Les gens investissent beaucoup de temps et d’efforts pour garder leur peau jeune grâce à des masques, des crèmes et des sérums. Les chercheurs ont désormais identifié des molécules produites naturellement et dotées d’un potentiel anti-âge qui proviennent du corps lui-même. Ces trois composés proviennent d’une bactérie vivant dans le sang et il a été démontré qu’ils réduisent à la fois les dommages cellulaires et l’inflammation des cellules cutanées humaines cultivées en laboratoire. Les résultats, rapportés dans le Journal of Natural Products par l’American Chemical Society et l’American Society of Pharmacognosy, suggèrent une direction prometteuse pour les futurs traitements contre le vieillissement cutané.
Les scientifiques ont encore une compréhension limitée de la façon dont les sous-produits bactériens (appelés métabolites) circulant dans le sang influencent la santé humaine. Un groupe de métabolites, appelés composés indoliques, a suscité un intérêt particulier en raison de ses effets anti-âge, anti-inflammatoires et antimicrobiens. En 2015, des chercheurs ont découvert une bactérie sanguine capable de produire ces composés et l’ont baptisée Paracoccus sanguinis. Chung Sub Kim, Sullim Lee et leur équipe voulaient en savoir plus sur P. sanguinis et ont concentré leur étude sur ses métabolites fonctionnalisés par l’indole.
“Nous nous sommes intéressés à P. sanguinis car les microbes dérivés du sang constituent un domaine de recherche relativement inexploré », explique Kim. « Compte tenu de l’environnement unique de la circulation sanguine, nous pensions que l’étude d’espèces individuelles comme P. sanguinis pourrait révéler une fonction métabolique jusqu’alors inconnue pertinente à la santé et à la maladie.
Identifier de nouveaux composés
Pour explorer cette idée, l’équipe a cultivé une grande quantité de P. sanguinis pendant trois jours, puis extrait le mélange complet de métabolites produits par le microbe. Ils ont utilisé plusieurs outils analytiques, notamment la spectrométrie, le marquage isotopique et des approches informatiques, pour déterminer les structures chimiques de 12 métabolites indole distincts au sein du mélange. Six d’entre eux n’avaient jamais été documentés auparavant.

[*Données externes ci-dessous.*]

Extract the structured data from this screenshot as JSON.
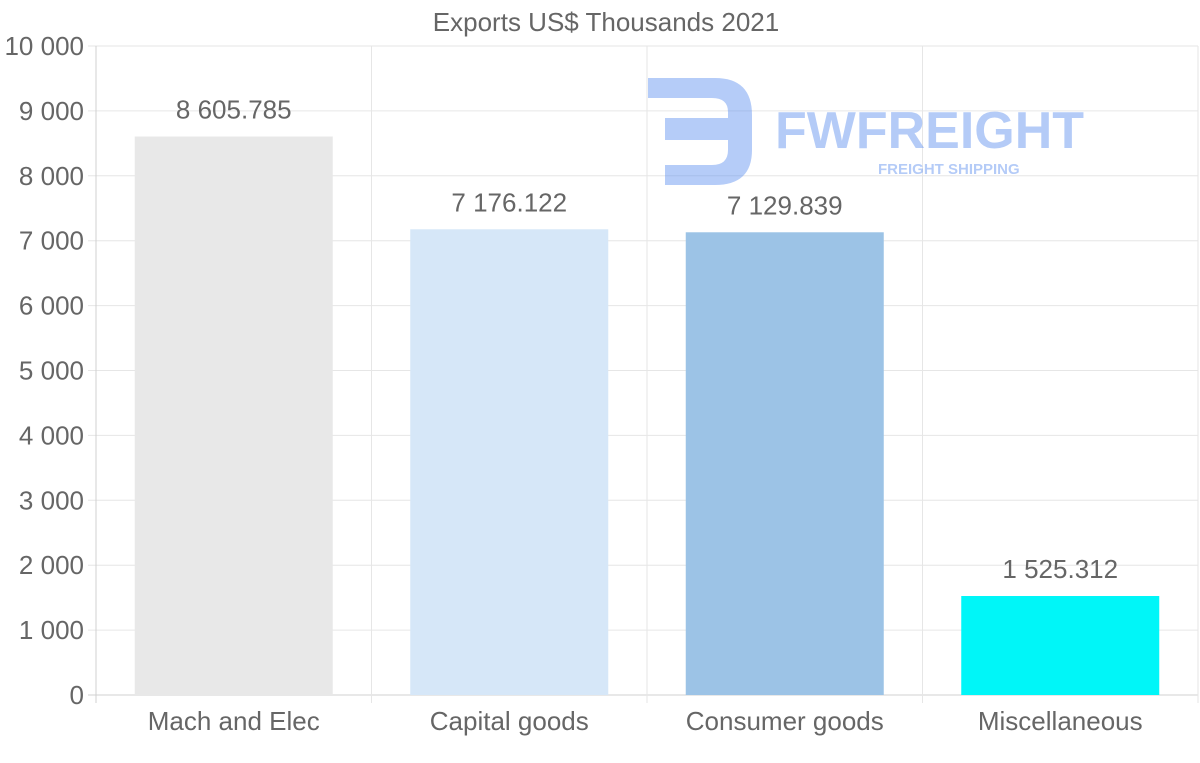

Kim, Lee et leurs collègues ont ensuite examiné si les composés indoles pouvaient limiter les processus liés au vieillissement cutané. Ils ont ajouté des solutions liquides contenant chaque métabolite à des cellules cutanées humaines en culture. Avant le traitement, les cellules avaient été exposées à des conditions augmentant les espèces réactives de l’oxygène, molécules connues pour déclencher une inflammation et endommager le collagène.
Parmi les 12 indoles testés, trois d’entre eux, dont deux nouvellement identifiés, ont réduit les niveaux d’espèces réactives de l’oxygène dans ces cellules cutanées stressées par rapport aux échantillons non traités. Ces mêmes métabolites ont également réduit les quantités de deux protéines inflammatoires et d’une protéine impliquée dans la dégradation du collagène.
Voie potentielle pour de nouveaux traitements cutanés
Sur la base de ces premiers résultats, les chercheurs notent que les métabolites indole nouvellement caractérisés pourraient un jour constituer la base de thérapies aidant à contrer les effets du vieillissement sur la peau.
Les auteurs reconnaissent le financement de la Fondation nationale de recherche de Corée, du projet BK21 FOUR et du National Supercomputing Center.